The training looks like a nice switch-up from marathon prep, with things I haven't done in a while like 400-meter intervals and 90-minute progression runs in there. I'm hoping that not only will the frequent races leave me faster (relatively) and fired-up, but also fit going into summer prep for a fall marathon. At that time, if I work hard and stay lucky and humble, I hope to be able to run my Boston qualifying time of 3:44:59 or better at last.

Meanwhile, bring on the Spring of Speed!

Saturday, June 18, 2011

My McMillan Plan!

This morning I ran the second long run on my marathon plan from McMillan Running. McMillan has me running for time rather than distance on my runs, so I did about 12.5 miles in two hours. I'm supposed to take the pace nice and easy (for now) but incorporate hills to get my body used to an even effort on all terrain. And that's just what I did, feeling good for the entire two hours (except for some potty stops--more on that below).

My new plan, because it was written with my past training in mind, resembles my FIRST training quite closely, at least on the surface. I'm in what McMillan calls the "pre-marathon" phase of the cycle. Unlike many marathon programs, which ramp up distance early and then work on speed closer to the race, this program works on speed in the early weeks and on distance closer to the race. The theory is that for a marathon (unlike a 5K or 10K) the endurance part is the most important but that runners on most programs hit their endurance peaks too early for their races because of the later shift to speedwork. For more on this, here's Greg McMillan's article on the theory behind it.

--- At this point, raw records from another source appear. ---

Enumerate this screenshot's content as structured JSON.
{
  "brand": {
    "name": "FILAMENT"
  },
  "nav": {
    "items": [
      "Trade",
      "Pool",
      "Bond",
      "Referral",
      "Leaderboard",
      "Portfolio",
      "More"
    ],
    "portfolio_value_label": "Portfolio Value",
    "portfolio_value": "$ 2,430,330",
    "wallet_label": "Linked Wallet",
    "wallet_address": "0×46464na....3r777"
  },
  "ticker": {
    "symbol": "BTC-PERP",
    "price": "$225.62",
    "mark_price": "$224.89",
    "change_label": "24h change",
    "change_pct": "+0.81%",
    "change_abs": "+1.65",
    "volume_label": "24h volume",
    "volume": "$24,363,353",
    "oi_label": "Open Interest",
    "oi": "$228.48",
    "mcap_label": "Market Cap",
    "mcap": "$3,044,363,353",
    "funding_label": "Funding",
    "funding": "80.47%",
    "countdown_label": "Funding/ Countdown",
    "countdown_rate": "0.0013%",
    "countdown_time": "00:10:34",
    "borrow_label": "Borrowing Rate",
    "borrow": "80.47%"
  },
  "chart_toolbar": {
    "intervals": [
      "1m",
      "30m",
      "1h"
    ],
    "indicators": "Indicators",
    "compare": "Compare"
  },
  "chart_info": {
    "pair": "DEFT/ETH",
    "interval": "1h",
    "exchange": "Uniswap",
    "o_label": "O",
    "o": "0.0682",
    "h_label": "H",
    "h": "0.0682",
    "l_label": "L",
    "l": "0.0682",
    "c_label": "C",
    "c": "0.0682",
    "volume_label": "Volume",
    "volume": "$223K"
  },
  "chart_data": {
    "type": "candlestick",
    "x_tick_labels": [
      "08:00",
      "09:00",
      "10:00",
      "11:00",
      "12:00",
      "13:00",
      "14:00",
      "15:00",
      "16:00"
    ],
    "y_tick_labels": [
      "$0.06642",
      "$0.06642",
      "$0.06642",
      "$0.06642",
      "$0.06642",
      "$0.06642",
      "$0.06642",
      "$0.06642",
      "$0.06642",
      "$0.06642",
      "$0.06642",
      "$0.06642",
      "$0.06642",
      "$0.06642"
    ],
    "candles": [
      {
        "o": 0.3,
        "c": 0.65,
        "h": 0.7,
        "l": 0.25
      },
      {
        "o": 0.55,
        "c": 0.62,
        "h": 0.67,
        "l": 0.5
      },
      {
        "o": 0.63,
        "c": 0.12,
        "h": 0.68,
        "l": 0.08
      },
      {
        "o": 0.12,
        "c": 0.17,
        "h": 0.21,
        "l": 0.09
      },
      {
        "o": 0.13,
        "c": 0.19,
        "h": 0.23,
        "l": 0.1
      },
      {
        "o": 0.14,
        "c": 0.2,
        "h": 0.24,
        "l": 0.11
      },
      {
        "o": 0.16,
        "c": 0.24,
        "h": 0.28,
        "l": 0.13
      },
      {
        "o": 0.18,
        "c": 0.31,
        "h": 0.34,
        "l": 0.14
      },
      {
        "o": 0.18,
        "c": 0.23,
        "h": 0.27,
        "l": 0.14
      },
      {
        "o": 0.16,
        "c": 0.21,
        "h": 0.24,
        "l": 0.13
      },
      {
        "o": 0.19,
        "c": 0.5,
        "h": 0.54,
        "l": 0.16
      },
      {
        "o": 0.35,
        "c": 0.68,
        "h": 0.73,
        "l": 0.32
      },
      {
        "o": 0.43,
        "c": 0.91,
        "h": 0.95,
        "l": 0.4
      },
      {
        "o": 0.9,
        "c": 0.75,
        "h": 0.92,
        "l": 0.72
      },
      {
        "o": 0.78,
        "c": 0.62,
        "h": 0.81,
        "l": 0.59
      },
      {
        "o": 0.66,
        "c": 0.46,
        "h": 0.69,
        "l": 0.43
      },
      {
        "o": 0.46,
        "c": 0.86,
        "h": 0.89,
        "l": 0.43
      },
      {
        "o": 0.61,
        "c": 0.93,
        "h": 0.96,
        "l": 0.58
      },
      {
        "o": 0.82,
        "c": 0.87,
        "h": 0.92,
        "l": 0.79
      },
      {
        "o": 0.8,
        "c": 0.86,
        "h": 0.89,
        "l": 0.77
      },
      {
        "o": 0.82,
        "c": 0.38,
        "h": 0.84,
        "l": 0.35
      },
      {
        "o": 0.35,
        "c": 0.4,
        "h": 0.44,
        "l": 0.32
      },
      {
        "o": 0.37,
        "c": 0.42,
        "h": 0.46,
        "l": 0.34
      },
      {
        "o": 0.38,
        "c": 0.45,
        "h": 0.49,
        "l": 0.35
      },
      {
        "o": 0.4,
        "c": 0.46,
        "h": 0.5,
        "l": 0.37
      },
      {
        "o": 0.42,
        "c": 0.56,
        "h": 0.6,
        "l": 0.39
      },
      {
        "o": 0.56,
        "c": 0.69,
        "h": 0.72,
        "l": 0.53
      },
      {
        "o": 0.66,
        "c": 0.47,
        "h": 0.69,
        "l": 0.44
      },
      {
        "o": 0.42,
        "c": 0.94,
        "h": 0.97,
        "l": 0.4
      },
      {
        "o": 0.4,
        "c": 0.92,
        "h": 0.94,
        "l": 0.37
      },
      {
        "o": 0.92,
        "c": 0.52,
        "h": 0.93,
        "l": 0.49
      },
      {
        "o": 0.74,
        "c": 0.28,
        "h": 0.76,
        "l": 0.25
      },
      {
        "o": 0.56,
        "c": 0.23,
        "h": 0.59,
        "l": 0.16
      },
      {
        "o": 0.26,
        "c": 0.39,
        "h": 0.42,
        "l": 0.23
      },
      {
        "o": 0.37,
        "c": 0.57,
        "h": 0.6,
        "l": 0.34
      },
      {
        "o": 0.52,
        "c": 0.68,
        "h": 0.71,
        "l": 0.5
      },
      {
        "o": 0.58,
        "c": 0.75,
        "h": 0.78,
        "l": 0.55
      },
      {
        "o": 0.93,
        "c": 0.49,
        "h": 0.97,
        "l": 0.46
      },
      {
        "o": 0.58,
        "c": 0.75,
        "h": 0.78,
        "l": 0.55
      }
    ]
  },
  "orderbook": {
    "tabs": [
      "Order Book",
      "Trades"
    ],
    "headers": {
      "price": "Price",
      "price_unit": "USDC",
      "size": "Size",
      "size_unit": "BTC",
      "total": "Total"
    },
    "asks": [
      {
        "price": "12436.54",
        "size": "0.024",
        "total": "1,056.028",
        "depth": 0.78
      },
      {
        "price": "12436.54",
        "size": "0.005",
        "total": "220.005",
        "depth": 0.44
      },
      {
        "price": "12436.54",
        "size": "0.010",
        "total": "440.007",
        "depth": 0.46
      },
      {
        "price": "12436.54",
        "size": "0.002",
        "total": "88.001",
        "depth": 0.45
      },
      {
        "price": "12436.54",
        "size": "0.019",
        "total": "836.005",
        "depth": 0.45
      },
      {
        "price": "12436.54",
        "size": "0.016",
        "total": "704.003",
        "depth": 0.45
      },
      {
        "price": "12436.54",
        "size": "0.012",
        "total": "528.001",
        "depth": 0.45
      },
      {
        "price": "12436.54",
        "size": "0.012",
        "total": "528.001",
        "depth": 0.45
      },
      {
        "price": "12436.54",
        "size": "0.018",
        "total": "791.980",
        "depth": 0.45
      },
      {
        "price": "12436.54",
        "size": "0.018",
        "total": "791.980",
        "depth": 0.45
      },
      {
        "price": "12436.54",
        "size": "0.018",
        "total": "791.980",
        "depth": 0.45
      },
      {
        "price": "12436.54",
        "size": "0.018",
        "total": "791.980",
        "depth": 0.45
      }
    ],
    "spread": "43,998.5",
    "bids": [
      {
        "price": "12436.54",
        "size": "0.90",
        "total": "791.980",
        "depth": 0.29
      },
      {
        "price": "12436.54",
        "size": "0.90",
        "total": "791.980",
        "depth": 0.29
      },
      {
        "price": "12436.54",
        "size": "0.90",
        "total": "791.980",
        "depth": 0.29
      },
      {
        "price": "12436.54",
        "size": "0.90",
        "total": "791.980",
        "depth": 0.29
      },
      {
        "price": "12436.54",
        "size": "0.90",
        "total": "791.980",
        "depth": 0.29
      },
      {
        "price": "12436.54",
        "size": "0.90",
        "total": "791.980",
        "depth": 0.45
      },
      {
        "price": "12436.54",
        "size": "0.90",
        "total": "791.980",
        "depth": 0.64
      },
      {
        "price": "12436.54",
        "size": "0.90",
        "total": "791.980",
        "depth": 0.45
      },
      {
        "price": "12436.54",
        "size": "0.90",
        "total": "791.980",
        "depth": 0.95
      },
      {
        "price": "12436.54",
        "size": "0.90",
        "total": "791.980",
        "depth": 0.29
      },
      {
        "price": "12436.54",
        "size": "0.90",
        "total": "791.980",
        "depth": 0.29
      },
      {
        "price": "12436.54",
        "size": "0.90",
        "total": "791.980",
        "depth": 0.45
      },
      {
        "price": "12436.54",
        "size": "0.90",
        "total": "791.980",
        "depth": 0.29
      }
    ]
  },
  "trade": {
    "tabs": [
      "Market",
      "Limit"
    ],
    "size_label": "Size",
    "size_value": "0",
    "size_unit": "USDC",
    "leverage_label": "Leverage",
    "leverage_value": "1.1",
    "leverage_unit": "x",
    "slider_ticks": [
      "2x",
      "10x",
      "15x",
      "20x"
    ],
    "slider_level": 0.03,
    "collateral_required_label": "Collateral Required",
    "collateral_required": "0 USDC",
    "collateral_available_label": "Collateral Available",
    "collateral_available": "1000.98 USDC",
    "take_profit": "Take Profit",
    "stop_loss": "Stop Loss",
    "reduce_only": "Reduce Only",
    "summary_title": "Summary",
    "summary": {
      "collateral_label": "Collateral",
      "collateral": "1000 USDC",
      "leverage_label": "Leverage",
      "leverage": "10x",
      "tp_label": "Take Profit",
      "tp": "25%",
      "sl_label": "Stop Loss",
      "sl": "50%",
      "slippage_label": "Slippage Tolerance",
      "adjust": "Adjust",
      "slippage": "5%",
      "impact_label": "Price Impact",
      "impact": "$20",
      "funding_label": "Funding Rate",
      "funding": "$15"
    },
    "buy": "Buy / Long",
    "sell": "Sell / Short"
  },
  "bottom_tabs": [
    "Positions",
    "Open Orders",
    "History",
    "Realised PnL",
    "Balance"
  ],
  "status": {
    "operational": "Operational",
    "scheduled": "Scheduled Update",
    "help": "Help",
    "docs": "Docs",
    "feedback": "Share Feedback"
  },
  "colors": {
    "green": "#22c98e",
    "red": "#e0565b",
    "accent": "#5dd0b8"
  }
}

Despite the running-for-time-stedda-miles component, my weekly mileage is up (27 miles last week, 29 miles this week and climbing in the week ahead). The speedwork (so far in the form of stride drills and fartleks) has been hard but fun. I'm still doing one day of cross-training (I just think it's better for my body), but the other one has been replaced with an easy run. I'm trying to be good about stretching after every run, and I'm doing a weight-training class twice a week (no bootcamp for the time being--I think I'm getting plenty of cardio from my running at this point).

I'll be curious to see how this works for me and my Sept. 17 Top of Utah Marathon. I have a test race on July 17 in the ZOOMA Women's Half-Marathon. This coming weekend we are traveling to Missouri for my 20th high-school reunion, so the long run will be done at sea level (though I fear the humidity and heat will wipe out any low-altitude advantage I might have!).

Potty Update: It's official: I'm calling a gastroenterologist this week. Today's long run featured five trips to the bathroom--two at home, two in a golf course port-a-john and one at a friendly 7-11. Five is too many. And every other run I did this week involved a bathroom stop, too. I need to get this fixed. I'm sick of it.